I recently read Pillars of the Earth and found it to be quite brutal with not enough relief relative to what the characters and the reader go through. I'm still considering reading the related standalones, but... it's going to take me a while to be willing to tackle those.
The Making of the Atomic Bomb is an excellent, comprehensive, and accessible history.
Well, only two come to my mind.
The Godfather by Mario Puzo - I don't read much, but I have read this one three times in recent 10 years. It is absolutely worth it! If I had to praise only one book, this might be the one. For people who don't know - this is the book upon which the movie of the same name was filmed. And the movie is top just as this book is.
Rainbow Six by Tom Clancy - while also having the page length, this one isn't "saga in one" - it is lightweight in content compared to Godfather, yet it is great read for peple who like spec-ops, anti-terrorism, spy, high tech (yet not sci-fi) novels. And once again - this is the book upon which Rainbow Six games were made. At least the first games from around 2000-2005 or so.
I'm about halfway through my second reading of The Ancestor's Tale, by Richard Dawkins. The conceit is that we walk backwards in time, meeting our shared ancestors with other living earthlings as we go.
It's a fascinating, detailed book full of great facts and lucid explanations of various scientific processes, including the best explanation of plate tectonics I've ever seen.

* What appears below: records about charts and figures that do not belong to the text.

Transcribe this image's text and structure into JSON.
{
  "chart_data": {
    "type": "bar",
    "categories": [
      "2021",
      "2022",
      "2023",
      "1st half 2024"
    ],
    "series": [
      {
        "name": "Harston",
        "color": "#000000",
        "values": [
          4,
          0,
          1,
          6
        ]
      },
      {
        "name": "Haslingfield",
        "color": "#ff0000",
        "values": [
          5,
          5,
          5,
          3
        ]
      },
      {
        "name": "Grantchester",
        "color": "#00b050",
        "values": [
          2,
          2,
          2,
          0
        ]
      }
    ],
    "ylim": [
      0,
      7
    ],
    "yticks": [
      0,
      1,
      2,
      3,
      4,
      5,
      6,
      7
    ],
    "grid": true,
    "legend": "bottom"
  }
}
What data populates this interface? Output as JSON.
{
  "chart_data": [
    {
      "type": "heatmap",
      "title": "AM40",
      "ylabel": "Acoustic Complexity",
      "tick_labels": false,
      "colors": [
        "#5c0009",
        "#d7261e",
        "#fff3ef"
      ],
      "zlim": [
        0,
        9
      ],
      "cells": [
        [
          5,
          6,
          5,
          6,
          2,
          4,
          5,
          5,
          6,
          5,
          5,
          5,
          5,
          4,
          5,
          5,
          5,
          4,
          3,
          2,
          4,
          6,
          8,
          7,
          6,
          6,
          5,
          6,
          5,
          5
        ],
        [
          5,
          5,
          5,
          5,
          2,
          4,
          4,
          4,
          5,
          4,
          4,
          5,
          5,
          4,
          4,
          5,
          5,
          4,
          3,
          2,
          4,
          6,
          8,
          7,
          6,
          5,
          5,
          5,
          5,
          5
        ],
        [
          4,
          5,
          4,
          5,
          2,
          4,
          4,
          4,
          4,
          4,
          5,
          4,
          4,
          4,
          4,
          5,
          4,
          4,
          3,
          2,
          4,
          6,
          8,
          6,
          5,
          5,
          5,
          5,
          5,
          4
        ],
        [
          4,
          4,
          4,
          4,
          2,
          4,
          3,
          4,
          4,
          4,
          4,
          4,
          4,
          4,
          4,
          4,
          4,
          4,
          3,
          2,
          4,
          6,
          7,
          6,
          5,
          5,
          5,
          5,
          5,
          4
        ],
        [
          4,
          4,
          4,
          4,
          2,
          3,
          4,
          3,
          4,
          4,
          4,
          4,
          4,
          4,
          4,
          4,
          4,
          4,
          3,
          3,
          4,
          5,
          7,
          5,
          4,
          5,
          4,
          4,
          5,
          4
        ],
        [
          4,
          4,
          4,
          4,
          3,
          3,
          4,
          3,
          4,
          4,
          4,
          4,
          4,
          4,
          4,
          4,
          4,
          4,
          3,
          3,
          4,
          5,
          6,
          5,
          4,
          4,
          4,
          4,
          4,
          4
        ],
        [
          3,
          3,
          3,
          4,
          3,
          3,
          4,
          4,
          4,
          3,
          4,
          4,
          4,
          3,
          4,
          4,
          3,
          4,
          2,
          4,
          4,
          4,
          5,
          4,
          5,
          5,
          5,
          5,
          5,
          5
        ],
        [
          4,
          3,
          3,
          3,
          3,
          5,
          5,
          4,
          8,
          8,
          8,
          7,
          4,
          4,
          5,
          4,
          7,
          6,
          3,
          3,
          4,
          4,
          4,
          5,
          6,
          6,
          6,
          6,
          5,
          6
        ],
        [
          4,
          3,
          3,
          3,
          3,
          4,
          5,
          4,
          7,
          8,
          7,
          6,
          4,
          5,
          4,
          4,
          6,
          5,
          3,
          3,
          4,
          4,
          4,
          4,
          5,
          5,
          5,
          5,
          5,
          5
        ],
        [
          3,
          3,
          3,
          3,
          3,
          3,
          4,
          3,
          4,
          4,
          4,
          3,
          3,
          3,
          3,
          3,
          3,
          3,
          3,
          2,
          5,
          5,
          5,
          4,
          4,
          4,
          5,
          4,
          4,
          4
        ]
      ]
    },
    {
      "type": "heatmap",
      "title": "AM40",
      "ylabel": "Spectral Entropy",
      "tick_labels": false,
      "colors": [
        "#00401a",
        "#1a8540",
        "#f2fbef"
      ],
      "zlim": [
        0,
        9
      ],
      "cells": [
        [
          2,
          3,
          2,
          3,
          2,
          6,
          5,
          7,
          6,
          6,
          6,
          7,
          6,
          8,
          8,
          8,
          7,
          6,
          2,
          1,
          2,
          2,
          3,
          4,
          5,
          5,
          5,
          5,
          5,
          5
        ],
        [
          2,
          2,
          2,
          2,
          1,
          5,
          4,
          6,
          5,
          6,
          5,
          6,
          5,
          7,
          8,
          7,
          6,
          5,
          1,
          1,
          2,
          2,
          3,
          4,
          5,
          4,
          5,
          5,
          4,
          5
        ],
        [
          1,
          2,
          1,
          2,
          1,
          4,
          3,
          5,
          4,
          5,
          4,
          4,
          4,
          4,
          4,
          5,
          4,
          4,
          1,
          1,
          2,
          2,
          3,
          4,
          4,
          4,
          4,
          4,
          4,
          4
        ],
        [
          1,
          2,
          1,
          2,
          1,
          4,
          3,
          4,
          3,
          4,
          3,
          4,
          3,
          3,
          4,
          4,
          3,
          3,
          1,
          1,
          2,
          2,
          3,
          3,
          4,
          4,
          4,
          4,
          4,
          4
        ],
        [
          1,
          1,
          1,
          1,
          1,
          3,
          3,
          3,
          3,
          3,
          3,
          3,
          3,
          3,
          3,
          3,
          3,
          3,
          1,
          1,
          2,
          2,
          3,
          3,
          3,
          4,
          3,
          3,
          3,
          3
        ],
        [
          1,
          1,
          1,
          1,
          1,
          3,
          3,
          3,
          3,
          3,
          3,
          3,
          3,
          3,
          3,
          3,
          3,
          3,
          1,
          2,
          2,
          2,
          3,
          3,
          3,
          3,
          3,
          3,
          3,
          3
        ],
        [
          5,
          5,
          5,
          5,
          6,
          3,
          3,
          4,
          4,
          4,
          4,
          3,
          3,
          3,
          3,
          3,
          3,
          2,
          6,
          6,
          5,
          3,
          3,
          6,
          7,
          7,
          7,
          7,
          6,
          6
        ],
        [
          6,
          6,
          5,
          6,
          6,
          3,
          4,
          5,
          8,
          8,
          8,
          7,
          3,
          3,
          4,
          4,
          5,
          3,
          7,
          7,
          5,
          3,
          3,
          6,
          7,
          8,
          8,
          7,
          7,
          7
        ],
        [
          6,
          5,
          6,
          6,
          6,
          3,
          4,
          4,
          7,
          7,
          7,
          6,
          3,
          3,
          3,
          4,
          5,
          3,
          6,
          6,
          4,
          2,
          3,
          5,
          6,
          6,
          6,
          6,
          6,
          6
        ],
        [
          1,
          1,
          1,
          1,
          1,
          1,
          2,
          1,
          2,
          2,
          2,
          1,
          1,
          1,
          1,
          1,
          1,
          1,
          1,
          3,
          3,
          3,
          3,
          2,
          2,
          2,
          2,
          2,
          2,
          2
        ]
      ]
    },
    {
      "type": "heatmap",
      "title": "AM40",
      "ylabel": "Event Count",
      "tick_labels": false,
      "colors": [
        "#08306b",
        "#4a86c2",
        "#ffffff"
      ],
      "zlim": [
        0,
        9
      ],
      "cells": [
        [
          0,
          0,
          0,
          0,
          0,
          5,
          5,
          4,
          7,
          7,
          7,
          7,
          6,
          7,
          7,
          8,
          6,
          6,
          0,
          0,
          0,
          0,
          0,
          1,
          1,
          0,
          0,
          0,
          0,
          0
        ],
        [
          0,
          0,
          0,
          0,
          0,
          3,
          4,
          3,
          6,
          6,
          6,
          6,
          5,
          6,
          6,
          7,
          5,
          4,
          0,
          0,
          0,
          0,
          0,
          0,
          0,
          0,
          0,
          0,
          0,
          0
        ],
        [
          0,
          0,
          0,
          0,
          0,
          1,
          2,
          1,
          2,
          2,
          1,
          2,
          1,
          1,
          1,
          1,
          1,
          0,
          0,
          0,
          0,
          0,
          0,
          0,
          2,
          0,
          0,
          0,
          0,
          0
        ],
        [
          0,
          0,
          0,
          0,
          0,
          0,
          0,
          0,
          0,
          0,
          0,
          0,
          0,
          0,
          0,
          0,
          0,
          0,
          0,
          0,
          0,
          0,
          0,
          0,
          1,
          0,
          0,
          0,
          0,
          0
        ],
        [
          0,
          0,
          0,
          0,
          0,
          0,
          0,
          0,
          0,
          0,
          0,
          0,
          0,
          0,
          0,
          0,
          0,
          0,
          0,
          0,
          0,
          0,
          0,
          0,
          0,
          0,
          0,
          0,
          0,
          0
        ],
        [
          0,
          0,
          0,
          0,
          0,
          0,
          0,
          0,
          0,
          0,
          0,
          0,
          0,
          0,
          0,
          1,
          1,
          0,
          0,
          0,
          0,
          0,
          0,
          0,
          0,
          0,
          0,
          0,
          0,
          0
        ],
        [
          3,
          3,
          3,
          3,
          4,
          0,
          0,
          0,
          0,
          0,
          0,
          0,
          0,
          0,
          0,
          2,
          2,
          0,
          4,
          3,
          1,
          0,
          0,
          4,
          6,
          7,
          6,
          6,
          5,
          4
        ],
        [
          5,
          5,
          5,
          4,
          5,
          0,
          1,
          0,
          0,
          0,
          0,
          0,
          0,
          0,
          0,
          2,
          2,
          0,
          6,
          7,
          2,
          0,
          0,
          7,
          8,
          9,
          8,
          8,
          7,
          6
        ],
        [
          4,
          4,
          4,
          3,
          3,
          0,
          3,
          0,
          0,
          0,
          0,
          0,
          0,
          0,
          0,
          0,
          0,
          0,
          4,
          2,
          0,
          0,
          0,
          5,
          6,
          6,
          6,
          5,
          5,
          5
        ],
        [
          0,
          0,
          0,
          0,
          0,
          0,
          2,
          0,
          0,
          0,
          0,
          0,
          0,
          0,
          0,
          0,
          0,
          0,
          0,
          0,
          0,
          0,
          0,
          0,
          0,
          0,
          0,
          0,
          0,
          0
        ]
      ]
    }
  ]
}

It's broken into a bunch of small chunks, so despite its page count (my copy is more than 600 pages) it is easy to work through.
This is also before Dawkins made a second career being a jerk to religious people on twitter, so though he is an opinionated atheist, it's really not a focus of the book.
Edited to remove Shogun as it is part of a series.
The physician by Noah Gordon, coming of age historical fiction where the second half of the book has the English main character going undercover to study medicine under Avicenna because Christians are not allowed entry.
The Longings of Women by Marge Piercy. This book has several main characters including an older homeless woman. The plot ties most threads together at the end.
Roots by Alex Haley,
Wild swans three daughters of China,
The Thorn birds by Coleen McCullough,
Matterhorn by Karl marlantes, a brilliant brutal philosophical Vietnam war novel.
The once and future king by t h White,
The amazing adventures of kavalier and clay by Michael chabon. Life in the comics business.
The book thief by Zusak,
The hearts invisible Furies by John Boyne, tragic, funny, absurd, and the main character grows and changes and improves as more political and social acceptance are given by society.
Did you know The Physician is part of a trilogy? The second book (taking place in early days US) is also pretty good, and the third... We don't talk about it!
Shogun is also kind of in the same situation as you know (I'm pretty sure it was also recommended on the series thread as part of the Asian Saga and you can't have it both ways!) That said, I'd argue Shogun is sufficiently stand-alone.
I remember enjoying Noble House too, quite a bit. It was a cool tapestry of characters and intrigue. I don't recall if there are any racial stereotypes that are too bad for 2024 though.
Thanks for the new information.
I did not know about the trilogy, but the connection between a middle ages book and an American colonies book is pretty tenuous.
I tend to think of series as more linear and connected.
The physician works great as a stand alone novel.